Enforcement in expropriation involves securing possession while accommodating legitimate timing and relocation concerns, considering tenant rights and relying on the tribunal’s statutory discretion rather than typical civil remedies. Agreements between parties are common, but the tribunal retains authority to impose timelines and resolve disputes where settlements cannot be reached.
Lobbying restrictions and disclosure requirements vary from municipality to municipality. In Ontario elections, only individuals normally resident in Ontario may contribute to candidates for municipal election. Contributions are capped at CAD1,200 per person per candidate, and CAD5,000 total per election to candidates running for offices on the same council. Candidates may not accept campaign contributions from corporations.
Any documents submitted to a municipality as part of a land use approval application are presumptively subject to potential disclosure through the Municipal Freedom of Information and Protection of Privacy Act. However, the Act has mandatory exemptions for certain types of information, including personal information, as well as sensitive technical, financial, commercial and labour relations information.
In expropriation proceedings, document disclosure largely mirrors civil procedure, recognising that these statutory claims are adjudicated through adversarial processes akin to ordinary litigation. The alignment promotes fairness, transparency and effective case preparation by ensuring parties understand the claims, the evidence and the expert opinions in issue.

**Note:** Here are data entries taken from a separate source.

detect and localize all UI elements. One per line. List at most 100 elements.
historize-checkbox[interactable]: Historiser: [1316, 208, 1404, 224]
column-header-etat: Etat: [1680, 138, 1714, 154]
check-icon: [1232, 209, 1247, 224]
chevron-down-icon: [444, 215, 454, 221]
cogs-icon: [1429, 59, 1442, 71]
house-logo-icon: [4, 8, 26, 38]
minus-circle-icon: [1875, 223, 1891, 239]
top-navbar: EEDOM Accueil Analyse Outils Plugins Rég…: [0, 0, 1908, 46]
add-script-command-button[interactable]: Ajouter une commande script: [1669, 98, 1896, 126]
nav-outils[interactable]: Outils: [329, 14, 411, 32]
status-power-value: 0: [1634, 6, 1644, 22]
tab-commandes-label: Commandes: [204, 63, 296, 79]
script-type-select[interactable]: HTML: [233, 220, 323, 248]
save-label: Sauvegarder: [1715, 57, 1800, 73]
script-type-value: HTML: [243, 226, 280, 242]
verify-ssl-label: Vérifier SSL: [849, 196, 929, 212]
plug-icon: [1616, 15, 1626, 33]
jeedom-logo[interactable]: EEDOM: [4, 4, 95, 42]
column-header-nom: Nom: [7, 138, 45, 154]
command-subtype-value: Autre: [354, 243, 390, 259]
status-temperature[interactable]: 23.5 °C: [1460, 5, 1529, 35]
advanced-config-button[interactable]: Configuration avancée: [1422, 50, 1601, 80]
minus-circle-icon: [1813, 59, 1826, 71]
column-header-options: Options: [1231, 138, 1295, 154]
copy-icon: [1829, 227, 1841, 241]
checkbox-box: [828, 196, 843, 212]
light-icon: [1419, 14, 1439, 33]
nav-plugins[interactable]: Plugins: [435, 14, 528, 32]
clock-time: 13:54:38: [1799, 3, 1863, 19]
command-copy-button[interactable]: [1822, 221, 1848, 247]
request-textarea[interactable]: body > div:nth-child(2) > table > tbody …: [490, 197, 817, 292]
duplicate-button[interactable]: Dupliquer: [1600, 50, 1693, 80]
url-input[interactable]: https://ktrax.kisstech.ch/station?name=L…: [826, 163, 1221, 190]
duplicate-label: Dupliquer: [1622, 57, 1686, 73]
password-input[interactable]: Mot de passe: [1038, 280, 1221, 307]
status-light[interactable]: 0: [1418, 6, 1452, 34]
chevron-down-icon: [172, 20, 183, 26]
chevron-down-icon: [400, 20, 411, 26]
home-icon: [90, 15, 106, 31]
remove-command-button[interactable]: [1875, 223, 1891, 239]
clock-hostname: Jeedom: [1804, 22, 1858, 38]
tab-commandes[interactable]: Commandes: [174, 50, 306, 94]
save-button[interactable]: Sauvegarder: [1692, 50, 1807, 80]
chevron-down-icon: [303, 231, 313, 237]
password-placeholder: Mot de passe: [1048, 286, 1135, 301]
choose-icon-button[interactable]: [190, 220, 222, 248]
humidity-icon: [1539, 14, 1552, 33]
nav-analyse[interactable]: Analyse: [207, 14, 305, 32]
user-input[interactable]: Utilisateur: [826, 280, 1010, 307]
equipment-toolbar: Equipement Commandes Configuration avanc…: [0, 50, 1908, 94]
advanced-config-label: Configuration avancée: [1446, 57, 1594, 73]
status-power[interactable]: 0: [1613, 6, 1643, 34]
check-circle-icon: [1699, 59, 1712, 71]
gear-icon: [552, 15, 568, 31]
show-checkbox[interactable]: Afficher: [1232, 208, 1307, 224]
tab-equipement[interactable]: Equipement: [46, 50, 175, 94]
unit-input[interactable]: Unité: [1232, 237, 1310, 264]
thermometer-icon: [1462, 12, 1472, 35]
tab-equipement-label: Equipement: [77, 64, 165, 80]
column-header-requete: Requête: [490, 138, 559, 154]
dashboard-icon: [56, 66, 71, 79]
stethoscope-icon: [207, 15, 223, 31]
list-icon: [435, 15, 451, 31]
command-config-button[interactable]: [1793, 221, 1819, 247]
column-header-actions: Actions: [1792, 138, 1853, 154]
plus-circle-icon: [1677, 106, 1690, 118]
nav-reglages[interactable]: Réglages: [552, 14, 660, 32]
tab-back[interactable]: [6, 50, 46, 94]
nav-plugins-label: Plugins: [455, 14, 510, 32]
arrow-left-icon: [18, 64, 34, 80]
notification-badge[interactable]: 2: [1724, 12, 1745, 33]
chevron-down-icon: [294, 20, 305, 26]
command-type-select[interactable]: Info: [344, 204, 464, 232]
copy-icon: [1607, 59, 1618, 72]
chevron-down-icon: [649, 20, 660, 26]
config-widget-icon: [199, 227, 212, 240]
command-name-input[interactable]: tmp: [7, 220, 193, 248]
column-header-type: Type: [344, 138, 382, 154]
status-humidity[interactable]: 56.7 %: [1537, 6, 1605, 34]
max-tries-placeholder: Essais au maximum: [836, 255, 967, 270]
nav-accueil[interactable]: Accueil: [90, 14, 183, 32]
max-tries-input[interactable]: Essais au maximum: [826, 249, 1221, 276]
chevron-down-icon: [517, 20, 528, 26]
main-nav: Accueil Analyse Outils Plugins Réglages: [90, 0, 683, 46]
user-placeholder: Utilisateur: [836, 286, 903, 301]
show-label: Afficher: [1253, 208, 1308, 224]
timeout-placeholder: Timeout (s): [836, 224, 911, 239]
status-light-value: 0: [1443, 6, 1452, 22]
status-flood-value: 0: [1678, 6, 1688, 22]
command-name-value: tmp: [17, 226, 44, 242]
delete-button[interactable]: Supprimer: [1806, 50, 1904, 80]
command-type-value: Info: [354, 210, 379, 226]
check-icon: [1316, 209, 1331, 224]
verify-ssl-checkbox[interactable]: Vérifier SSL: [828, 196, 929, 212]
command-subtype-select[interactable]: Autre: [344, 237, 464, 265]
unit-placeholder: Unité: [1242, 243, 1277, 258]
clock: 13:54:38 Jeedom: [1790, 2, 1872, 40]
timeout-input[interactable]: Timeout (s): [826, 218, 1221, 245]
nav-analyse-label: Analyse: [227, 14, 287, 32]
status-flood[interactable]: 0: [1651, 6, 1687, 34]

At the outset, parties must articulate their positions through pleadings or equivalent statements that identify the land, the nature of the taking and the compensation sought, paralleling civil requirements to set out material facts and relief. Disclosure obligations require the production of relevant documents within a party’s possession, custody or control, including appraisals, planning studies, environmental reports, correspondence and contracts bearing on market value, injurious affection and statutory entitlements. Tribunals may require affidavits or detailed lists of documents to structure this exchange, much like civil discovery.
Expert evidence follows the familiar civil model. Valuation, environmental and engineering experts must deliver reports and methodologies in advance so that opposing parties can test opinions through cross‑examination and reply evidence. Procedural tools, such as motions to compel, orders addressing incomplete production and timetables, manage disclosure disputes and keep matters on track.
Relevance and proportionality guide the scope of production, balancing the need for comprehensive information against burden and cost so disclosure remains focused and efficient. Tribunals can sanction non‑compliance by drawing adverse inferences, limiting evidence or awarding costs, reinforcing that expropriation cases are conducted with the same rigour and discipline expected in civil litigation.